Naturalmente que Trump tiene posibilidades de éxito en la lucha contra los autoritarismos y el populismo anticapitalista de la región.

John Mario González

/ 18 de noviembre de 2024 / 06:00

Si bien la designación del senador Marco Rubio como nuevo secretario de Estado sugiere un reposicionamiento de América Latina en la agenda del nuevo presidente Donald Trump, es crucial moderar las expectativas tanto en términos de posibilidades de éxito, ante las encrucijadas que emergen, como de ascenso real de la región en la política exterior de Estados Unidos.

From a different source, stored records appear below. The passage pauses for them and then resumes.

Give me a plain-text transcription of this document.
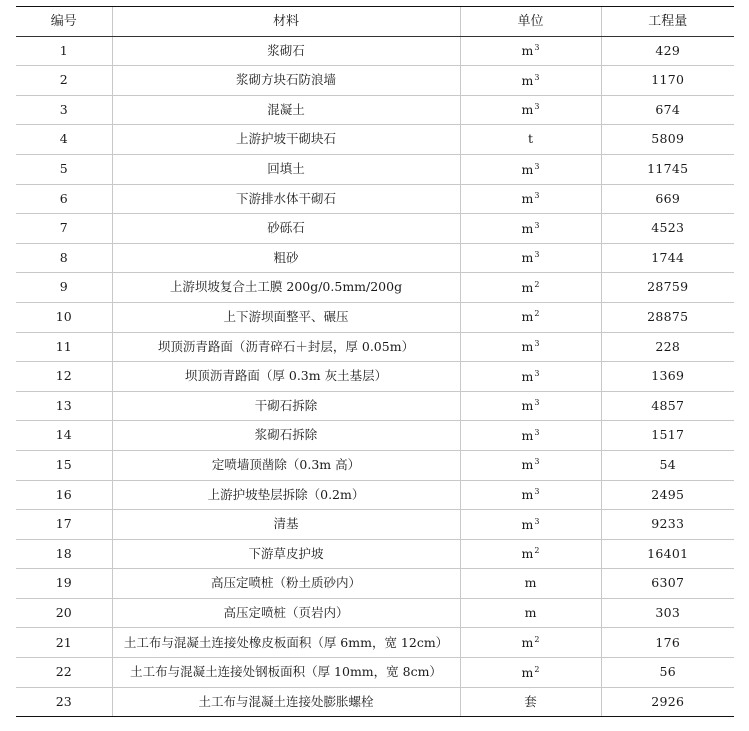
编号	材料	单位	工程量
1	浆砌石	$m^3$	429
2	浆砌方块石防浪墙	$m^3$	1170
3	混凝土	$m^3$	674
4	上游护坡干砌块石	t	5809
5	回填土	$m^3$	11745
6	下游排水体干砌石	$m^3$	669
7	砂砾石	$m^3$	4523
8	粗砂	$m^3$	1744
9	上游坝坡复合土工膜 200g/0.5mm/200g	$m^2$	28759
10	上下游坝面整平、碾压	$m^2$	28875
11	坝顶沥青路面（沥青碎石＋封层，厚 0.05m）	$m^3$	228
12	坝顶沥青路面（厚 0.3m 灰土基层）	$m^3$	1369
13	干砌石拆除	$m^3$	4857
14	浆砌石拆除	$m^3$	1517
15	定喷墙顶凿除（0.3m 高）	$m^3$	54
16	上游护坡垫层拆除（0.2m）	$m^3$	2495
17	清基	$m^3$	9233
18	下游草皮护坡	$m^2$	16401
19	高压定喷桩（粉土质砂内）	m	6307
20	高压定喷桩（页岩内）	m	303
21	土工布与混凝土连接处橡皮板面积（厚 6mm，宽 12cm）	$m^2$	176
22	土工布与混凝土连接处钢板面积（厚 10mm，宽 8cm）	$m^2$	56
23	土工布与混凝土连接处膨胀螺栓	套	2926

Ciertamente, la última vez que un presidente estadounidense dio prelación a América Latina fue George W. Bush, a quien Hugo Chávez, Néstor Kirchner, Lula da Silva y compañía, le pagaron con un portazo a la iniciativa de Acuerdo de Libre Comercio de las Américas en Mar del Plata, Argentina, en noviembre de 2005.

En esencia, tratar con los gobiernos y actores latinoamericanos resulta más complicado que el reduccionismo de una campaña electoral. Así, la política de Trump hacia América Latina estará supeditada, como mínimo, por el margen de maniobrabilidad y de aceptación internacional que logre, las divergencias entre su agenda mediática y los intereses estratégicos de Estados Unidos o los límites del poder y los riesgos.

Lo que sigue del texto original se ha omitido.